Auch wenn dieser Vorfall zwar peinlich, aber glimpflich, verlaufen ist, wurde doch ein Parlamentsausschuss einer standhaften Demokratie in die Irre geführt – durch einen einzelnen Italiener. Mit nur einem Quäntchen mehr krimineller Energie können globale Online-Plattformen als veritable Lügenschleudern missbraucht werden, wenn sich diese Plattformen dafür hergeben. Damit kann man Börsenkurse manipulieren, Völkermord befeuern, Menschen dazu bringen, sich unnötig in Lebensgefahr zu begeben, und, wie sich zeigt, auch Gesetzgebern alles mögliche weismachen.

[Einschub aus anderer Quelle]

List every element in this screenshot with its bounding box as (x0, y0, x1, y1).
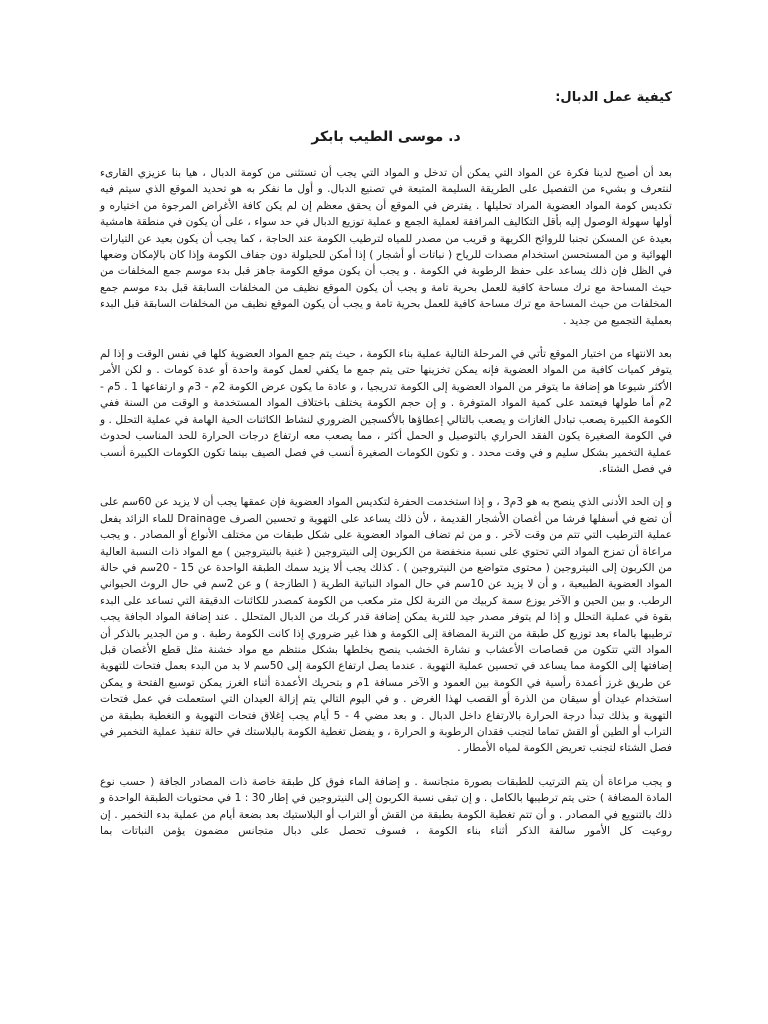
document-page (100, 90, 672, 856)
paragraph-site-selection: بعد أن أصبح لدينا فكرة عن المواد التي يمكن أن تدخل و المواد التي يجب أن تستثنى من كومة الدبال ، هيا بنا عزيزي القارىء لنتعرف و بشيء من التفصيل على الطريقة السليمة المتبعة في تصنيع الدبال. و أول ما نفكر به هو تحديد الموقع الذي سيتم فيه تكديس كومة المواد العضوية المراد تحليلها . يفترض في الموقع أن يحقق معظم إن لم يكن كافة الأغراض المرجوة من اختياره و أولها سهولة الوصول إليه بأقل التكاليف المرافقة لعملية الجمع و عملية توزيع الدبال في حد سواء ، على أن يكون في منطقة هامشية بعيدة عن المسكن تجنبا للروائح الكريهة و قريب من مصدر للمياه لترطيب الكومة عند الحاجة ، كما يجب أن يكون بعيد عن التيارات الهوائية و من المستحسن استخدام مصدات للرياح ( نباتات أو أشجار ) إذا أمكن للحيلولة دون جفاف الكومة وإذا كان بالإمكان وضعها في الظل فإن ذلك يساعد على حفظ الرطوبة في الكومة . و يجب أن يكون موقع الكومة جاهز قبل بدء موسم جمع المخلفات من حيث المساحة مع ترك مساحة كافية للعمل بحرية تامة و يجب أن يكون الموقع نظيف من المخلفات السابقة قبل بدء موسم جمع المخلفات من حيث المساحة مع ترك مساحة كافية للعمل بحرية تامة و يجب أن يكون الموقع نظيف من المخلفات السابقة قبل البدء بعملية التجميع من جديد . (100, 167, 672, 327)
paragraph-layer-guidelines: و يجب مراعاة أن يتم الترتيب للطبقات بصورة متجانسة . و إضافة الماء فوق كل طبقة خاصة ذات المصادر الجافة ( حسب نوع المادة المضافة ) حتى يتم ترطيبها بالكامل . و إن تبقى نسبة الكربون إلى النيتروجين في إطار 30 : 1 في محتويات الطبقة الواحدة و ذلك بالتنويع في المصادر . و أن تتم تغطية الكومة بطبقة من القش أو التراب أو البلاستيك بعد بضعة أيام من عملية بدء التخمير . إن روعيت كل الأمور سالفة الذكر أثناء بناء الكومة ، فسوف تحصل على دبال متجانس مضمون يؤمن النباتات بما (100, 775, 672, 838)
paragraph-layering: و إن الحد الأدنى الذي ينصح به هو 3م3 ، و إذا استخدمت الحفرة لتكديس المواد العضوية فإن عمقها يجب أن لا يزيد عن 60سم على أن تضع في أسفلها فرشا من أغصان الأشجار القديمة ، لأن ذلك يساعد على التهوية و تحسين الصرف Drainage للماء الزائد يفعل عملية الترطيب التي تتم من وقت لآخر . و من ثم تضاف المواد العضوية على شكل طبقات من مختلف الأنواع أو المصادر . و يجب مراعاة أن تمزج المواد التي تحتوي على نسبة منخفضة من الكربون إلى النيتروجين ( غنية بالنيتروجين ) مع المواد ذات النسبة العالية من الكربون إلى النيتروجين ( محتوى متواضع من النيتروجين ) . كذلك يجب ألا يزيد سمك الطبقة الواحدة عن 15 - 20سم في حالة المواد العضوية الطبيعية ، و أن لا يزيد عن 10سم في حال المواد النباتية الطرية ( الطازجة ) و عن 2سم في حال الروث الحيواني الرطب. و بين الحين و الآخر يوزع سمة كربيك من التربة لكل متر مكعب من الكومة كمصدر للكائنات الدقيقة التي تساعد على البدء بقوة في عملية التحلل و إذا لم يتوفر مصدر جيد للتربة يمكن إضافة قدر كربك من الدبال المتحلل . عند إضافة المواد الجافة يجب ترطيبها بالماء بعد توزيع كل طبقة من التربة المضافة إلى الكومة و هذا غير ضروري إذا كانت الكومة رطبة . و من الجدير بالذكر أن المواد التي تتكون من قصاصات الأعشاب و نشارة الخشب ينصح بخلطها بشكل منتظم مع مواد خشنة مثل قطع الأغصان قبل إضافتها إلى الكومة مما يساعد في تحسين عملية التهوية . عندما يصل ارتفاع الكومة إلى 50سم لا بد من البدء بعمل فتحات للتهوية عن طريق غرز أعمدة رأسية في الكومة بين العمود و الآخر مسافة 1م و بتحريك الأعمدة أثناء الغرز يمكن توسيع الفتحة و يمكن استخدام عيدان أو سيقان من الذرة أو القصب لهذا الغرض . و في اليوم التالي يتم إزالة العيدان التي استعملت في عمل فتحات التهوية و بذلك تبدأ درجة الحرارة بالارتفاع داخل الدبال . و بعد مضي 4 - 5 أيام يجب إغلاق فتحات التهوية و التغطية بطبقة من التراب أو الطين أو القش تماما لتجنب فقدان الرطوبة و الحرارة ، و يفضل تغطية الكومة بالبلاستك في حالة تنفيذ عملية التخمير في فصل الشتاء لتجنب تعريض الكومة لمياه الأمطار . (100, 496, 673, 755)
paragraph-pile-building: بعد الانتهاء من اختيار الموقع تأتي في المرحلة التالية عملية بناء الكومة ، حيث يتم جمع المواد العضوية كلها في نفس الوقت و إذا لم يتوفر كميات كافية من المواد العضوية فإنه يمكن تخزينها حتى يتم جمع ما يكفي لعمل كومة واحدة أو عدة كومات . و لكن الأمر الأكثر شيوعا هو إضافة ما يتوفر من المواد العضوية إلى الكومة تدريجيا ، و عادة ما يكون عرض الكومة 2م - 3م و ارتفاعها 1 . 5م - 2م أما طولها فيعتمد على كمية المواد المتوفرة . و إن حجم الكومة يختلف باختلاف المواد المستخدمة و الوقت من السنة ففي الكومة الكبيرة يصعب تبادل الغازات و يصعب بالتالي إعطاؤها بالأكسجين الضروري لنشاط الكائنات الحية الهامة في عملية التحلل . و في الكومة الصغيرة يكون الفقد الحراري بالتوصيل و الحمل أكثر ، مما يصعب معه ارتفاع درجات الحرارة للحد المناسب لحدوث عملية التخمير بشكل سليم و في وقت محدد . و تكون الكومات الصغيرة أنسب في فصل الصيف بينما تكون الكومات الكبيرة أنسب في فصل الشتاء. (100, 348, 672, 475)
author-name: د. موسى الطيب بابكر (311, 129, 461, 145)
document-heading: كيفية عمل الدبال: (555, 90, 672, 105)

Tatsächlich wird Facebook unverblümt für die Aufstachelung zum Völkermord genutzt, wie Facebook-Whistleblowerin Frances Haugen vorletzten Oktober aufgedeckt hat, beispielsweise in Myanmar und Äthiopien. Facebook-Betreiber Meta Platforms gibt zwar an, sich für Civic Integrity und Sicherheit einzusetzen, hat für die meisten Sprachen der Welt aber gar nichts vorzuweisen. Von den sechs in Äthiopien verbreiteten Sprachen verstünden Facebooks Algorithmen nur zwei, wusste Haugen zu berichten: "Das sind nur die einleitenden Kapitel einer Geschichte, die dermaßen furchtbar ist, dass niemand ihr Ende lesen möchte."

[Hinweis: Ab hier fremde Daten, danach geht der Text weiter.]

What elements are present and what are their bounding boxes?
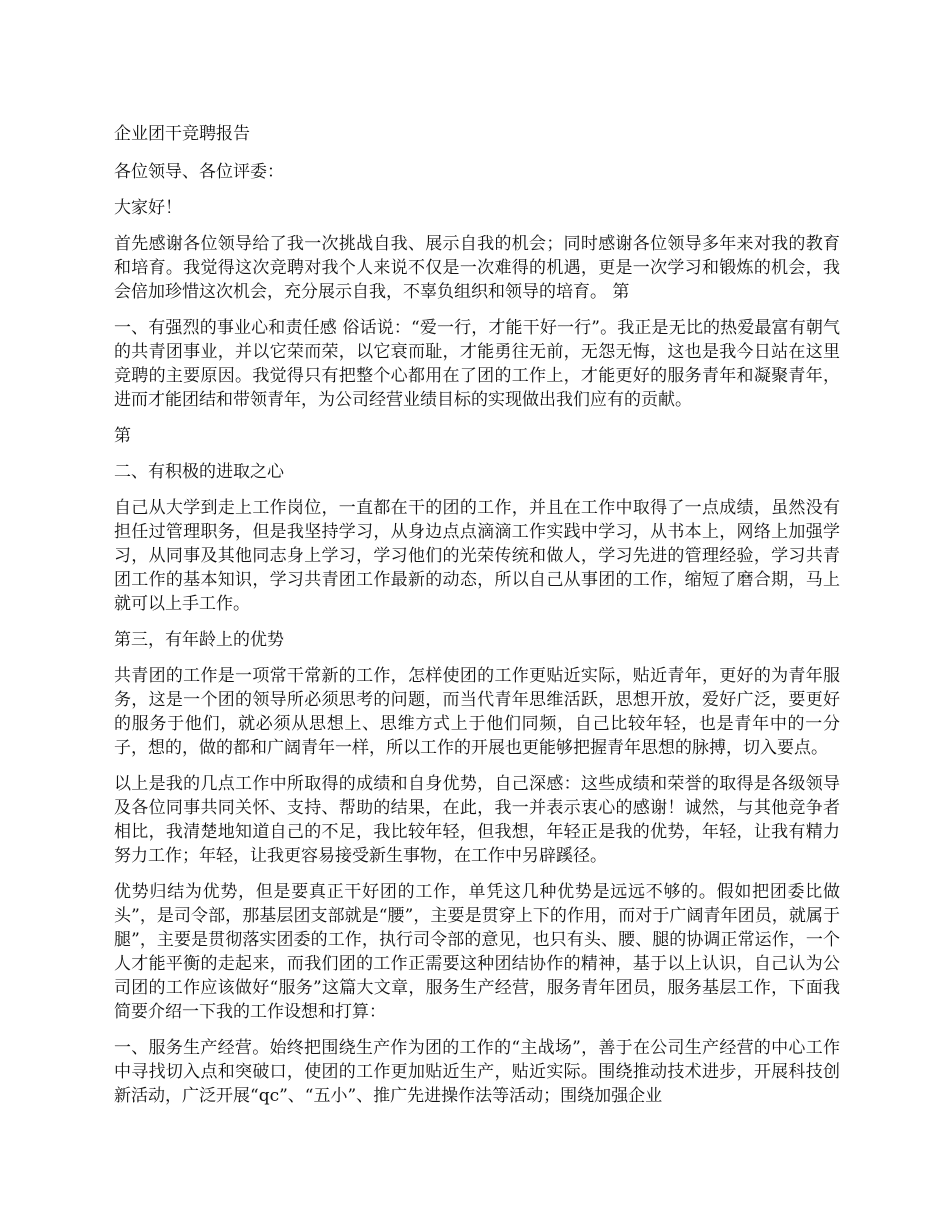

Facebook-Chef Mark Zuckerberg verspricht immer wieder Besserung, setzt aber offensichtlich zu sehr auf Algorithmen und zu wenig auf Intelligenz. Für Postings reicht es nicht aus, den Text zu übersetzen und statistisch zu parsen; die Herausforderung ist, Redewendungen und Bilder im kulturellen und zeitgeschichtlichen Kontext zu erfassen. Wer den Unterschied zwischen Eiernockerl am 1. April und 20. April nicht kennt, wird noch ganz andere Winke mit Zaunpfählen fremder Kulturen nicht sehen.

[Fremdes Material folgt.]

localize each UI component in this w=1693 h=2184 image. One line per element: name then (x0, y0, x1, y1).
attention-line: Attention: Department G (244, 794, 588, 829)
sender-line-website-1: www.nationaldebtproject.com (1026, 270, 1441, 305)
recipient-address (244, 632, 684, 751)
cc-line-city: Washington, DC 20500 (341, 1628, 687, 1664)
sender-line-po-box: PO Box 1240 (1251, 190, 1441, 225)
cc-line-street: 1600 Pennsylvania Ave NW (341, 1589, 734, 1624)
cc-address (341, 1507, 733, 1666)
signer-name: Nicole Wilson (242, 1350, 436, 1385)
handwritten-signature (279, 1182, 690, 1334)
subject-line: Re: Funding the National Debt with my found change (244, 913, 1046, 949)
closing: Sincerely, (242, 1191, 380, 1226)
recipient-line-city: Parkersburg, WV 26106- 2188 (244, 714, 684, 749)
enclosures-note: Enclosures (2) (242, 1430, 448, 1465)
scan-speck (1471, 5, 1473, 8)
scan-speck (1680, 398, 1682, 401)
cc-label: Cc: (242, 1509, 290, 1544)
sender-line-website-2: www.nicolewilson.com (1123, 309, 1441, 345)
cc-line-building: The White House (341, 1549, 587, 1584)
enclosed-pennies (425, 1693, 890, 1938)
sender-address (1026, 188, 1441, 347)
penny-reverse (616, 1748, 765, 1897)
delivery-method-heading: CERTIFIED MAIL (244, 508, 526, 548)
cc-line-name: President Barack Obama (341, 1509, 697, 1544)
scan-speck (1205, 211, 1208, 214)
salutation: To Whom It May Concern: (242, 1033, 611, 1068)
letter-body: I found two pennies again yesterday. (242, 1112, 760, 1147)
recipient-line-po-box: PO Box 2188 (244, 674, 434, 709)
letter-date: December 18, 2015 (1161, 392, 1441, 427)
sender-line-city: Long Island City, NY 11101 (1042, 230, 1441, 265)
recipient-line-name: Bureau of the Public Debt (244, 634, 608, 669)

Immerhin sagt Zuckerberg inzwischen manchmal, dass er Verantwortung anerkennt. Neuerdings mag er sich daran erfreuen, im Vergleich zu einem Kollegen noch gut dazustehen.

Elon Musk hat nicht nur zirka 80 Prozent aller Moderatoren gekündigt, sondern Twitters Abteilung zur Abwehr von Manipulationen durch Regierungen gleich ganz aufgelöst. Gegen gesundheitsgefährdende Falschinformationen rund um das Coronavirus geht Musks Twitter seit 23. November nicht mehr vor, obwohl sich die entsprechenden Vorschriften eigentlich nicht geändert haben sollen. Sie werden bloß nicht mehr durchgesetzt. Außerdem lässt Musk in Rahmen einer Generalamnestie fast alle gesperrten Konten wieder freischalten, darunter gut 11.000 Konten, die wegen gefährlicher Corona-Lügen gesperrt sind.

Welche Lehren wird das österreichische Parlament ziehen?